Per chi è abituato al Festival di Sanremo (tutt’ora molto più seguito nel nostro paese), saltano all’occhio alcune vistose differenze. Le grandi arene ospitano un pubblico molto maggiore, che si raccoglie da tutto il Continente. L’aspetto scenico è centrale: sul palco niente orchestra, ma complicate e costose coreografie. Eurovision è prima di tutto grande. E, come spesso accade per i grandi eventi, è spontaneo chiedersi: ma è sostenibile?
L’impatto ambientale di concerti e fiere
L’edizione 2024 di Eurovision si svolge a Malmö, in Svezia, poiché il regolamento prevede che ogni anno la nazione ospitante sia la vincitrice del contest precedente.

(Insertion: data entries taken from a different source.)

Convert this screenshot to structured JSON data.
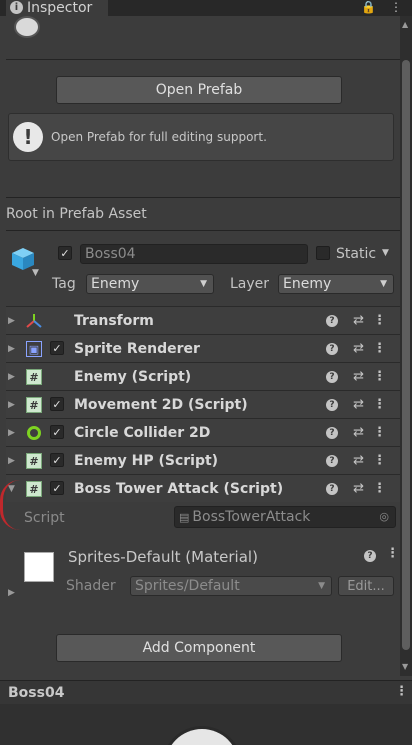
{
  "tab": {
    "label": "Inspector"
  },
  "prefab": {
    "open_button": "Open Prefab",
    "help_message": "Open Prefab for full editing support.",
    "section_title": "Root in Prefab Asset"
  },
  "object": {
    "name": "Boss04",
    "static_label": "Static",
    "tag_label": "Tag",
    "tag_value": "Enemy",
    "layer_label": "Layer",
    "layer_value": "Enemy"
  },
  "components": [
    {
      "name": "Transform",
      "has_checkbox": false,
      "icon": "transform-icon"
    },
    {
      "name": "Sprite Renderer",
      "has_checkbox": true,
      "icon": "sprite-renderer-icon"
    },
    {
      "name": "Enemy (Script)",
      "has_checkbox": false,
      "icon": "script-icon"
    },
    {
      "name": "Movement 2D (Script)",
      "has_checkbox": true,
      "icon": "script-icon"
    },
    {
      "name": "Circle Collider 2D",
      "has_checkbox": true,
      "icon": "circle-collider-icon"
    },
    {
      "name": "Enemy HP (Script)",
      "has_checkbox": true,
      "icon": "script-icon"
    },
    {
      "name": "Boss Tower Attack (Script)",
      "has_checkbox": true,
      "icon": "script-icon"
    }
  ],
  "script_field": {
    "label": "Script",
    "value": "BossTowerAttack"
  },
  "material": {
    "name": "Sprites-Default (Material)",
    "shader_label": "Shader",
    "shader_value": "Sprites/Default",
    "edit_button": "Edit..."
  },
  "add_component_button": "Add Component",
  "preview_title": "Boss04",
  "colors": {
    "accent": "#3a79bb",
    "collider": "#7ed321",
    "panel": "#3c3c3c"
  }
}
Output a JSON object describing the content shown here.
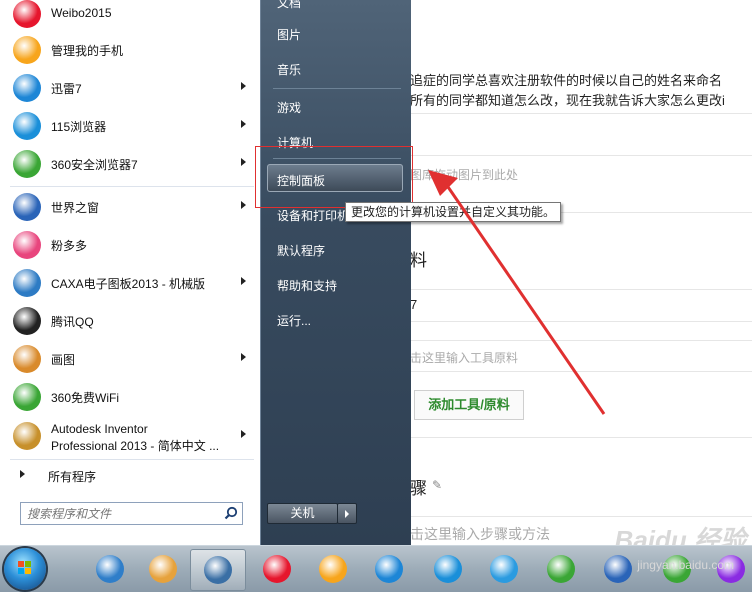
{
  "background_page": {
    "description_line1": "追症的同学总喜欢注册软件的时候以自己的姓名来命名",
    "description_line2": "所有的同学都知道怎么改，现在我就告诉大家怎么更改i",
    "upload_hint": "图库拖动图片到此处",
    "materials_heading": "料",
    "seven": "7",
    "tool_input_hint": "击这里输入工具原料",
    "add_tool_button": "添加工具/原料",
    "steps_heading": "骤",
    "step_input_hint": "击这里输入步骤或方法",
    "watermark": "Baidu 经验",
    "watermark_url": "jingyan.baidu.com"
  },
  "start_menu": {
    "programs": [
      {
        "label": "Weibo2015",
        "icon": "weibo-icon",
        "color": "#e6162d",
        "submenu": false
      },
      {
        "label": "管理我的手机",
        "icon": "phone-manager-icon",
        "color": "#f7a51c",
        "submenu": false
      },
      {
        "label": "迅雷7",
        "icon": "xunlei-icon",
        "color": "#1d86d6",
        "submenu": true
      },
      {
        "label": "115浏览器",
        "icon": "browser115-icon",
        "color": "#1a8fd9",
        "submenu": true
      },
      {
        "label": "360安全浏览器7",
        "icon": "browser360-icon",
        "color": "#3aa635",
        "submenu": true
      },
      {
        "label": "世界之窗",
        "icon": "theworld-icon",
        "color": "#2a64b8",
        "submenu": true
      },
      {
        "label": "粉多多",
        "icon": "fenduoduo-icon",
        "color": "#e8457d",
        "submenu": false
      },
      {
        "label": "CAXA电子图板2013 - 机械版",
        "icon": "caxa-icon",
        "color": "#2d7bc4",
        "submenu": true
      },
      {
        "label": "腾讯QQ",
        "icon": "qq-icon",
        "color": "#222222",
        "submenu": false
      },
      {
        "label": "画图",
        "icon": "paint-icon",
        "color": "#d98a2b",
        "submenu": true
      },
      {
        "label": "360免费WiFi",
        "icon": "wifi360-icon",
        "color": "#3aa635",
        "submenu": false
      },
      {
        "label_line1": "Autodesk Inventor",
        "label_line2": "Professional 2013 - 简体中文 ...",
        "icon": "inventor-icon",
        "color": "#c7902b",
        "submenu": true
      }
    ],
    "all_programs": "所有程序",
    "search_placeholder": "搜索程序和文件",
    "right_items": {
      "documents": "文档",
      "pictures": "图片",
      "music": "音乐",
      "games": "游戏",
      "computer": "计算机",
      "control_panel": "控制面板",
      "devices_printers": "设备和打印机",
      "default_programs": "默认程序",
      "help_support": "帮助和支持",
      "run": "运行..."
    },
    "shutdown": "关机"
  },
  "tooltip": "更改您的计算机设置并自定义其功能。",
  "taskbar": {
    "items": [
      "explorer-icon",
      "pinwheel-icon",
      "media-player-icon",
      "weibo-icon",
      "phone-manager-icon",
      "xunlei-icon",
      "browser115-icon",
      "cloud-icon",
      "browser360-icon",
      "theworld-icon",
      "shield-icon",
      "winrar-icon"
    ]
  },
  "accent": {
    "annotation_red": "#e03030"
  }
}
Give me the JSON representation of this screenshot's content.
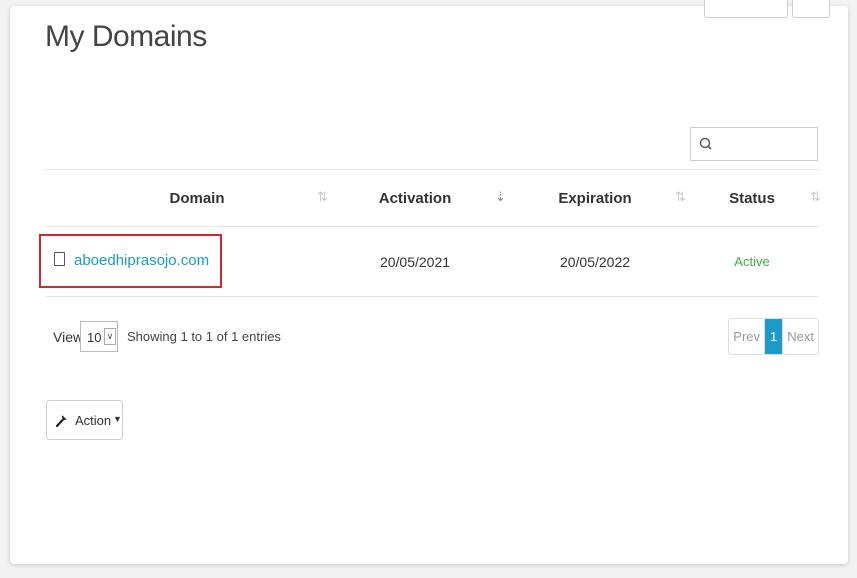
{
  "page": {
    "title": "My Domains"
  },
  "search": {
    "placeholder": "",
    "value": ""
  },
  "table": {
    "columns": [
      "Domain",
      "Activation",
      "Expiration",
      "Status"
    ],
    "rows": [
      {
        "domain": "aboedhiprasojo.com",
        "activation": "20/05/2021",
        "expiration": "20/05/2022",
        "status": "Active"
      }
    ]
  },
  "footer": {
    "view_label": "View",
    "page_size": "10",
    "showing": "Showing 1 to 1 of 1 entries",
    "prev_label": "Prev",
    "current_page": "1",
    "next_label": "Next"
  },
  "action": {
    "label": "Action"
  },
  "colors": {
    "accent": "#1a9bc9",
    "status_active": "#3cb03c",
    "highlight": "#d9262b"
  },
  "icons": {
    "search": "search-icon",
    "sort": "sort-icon",
    "wrench": "wrench-icon",
    "caret": "caret-down-icon"
  }
}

Dopo la vittoria della rock band Maneskin nel 2021, ad esempio, l’Italia organizzò l’edizione 2022. Sveriges Television, l’emittente pubblica svedese che ha in mano le redini della kermesse, garantisce che il 100% dell’energia elettrica usata durante l’evento proviene da fonti rinnovabili. L’European Broadcasting Union, l’organizzazione che presiede il Festival nel suo insieme, ha promesso di varare entro il 2025 un corpus di linee guida per la sostenibilità da mettere a disposizione di tutte le emittenti nazionali che organizzeranno le future edizioni. Le autorità di Malmö, intanto, hanno provveduto a segnalare tutte le caratteristiche verdi della città: fontane di acqua potabile distribuite capillarmente, buon trasporto pubblico, grande diffusione di piste ciclabili, disponibilità di cibo plant-based.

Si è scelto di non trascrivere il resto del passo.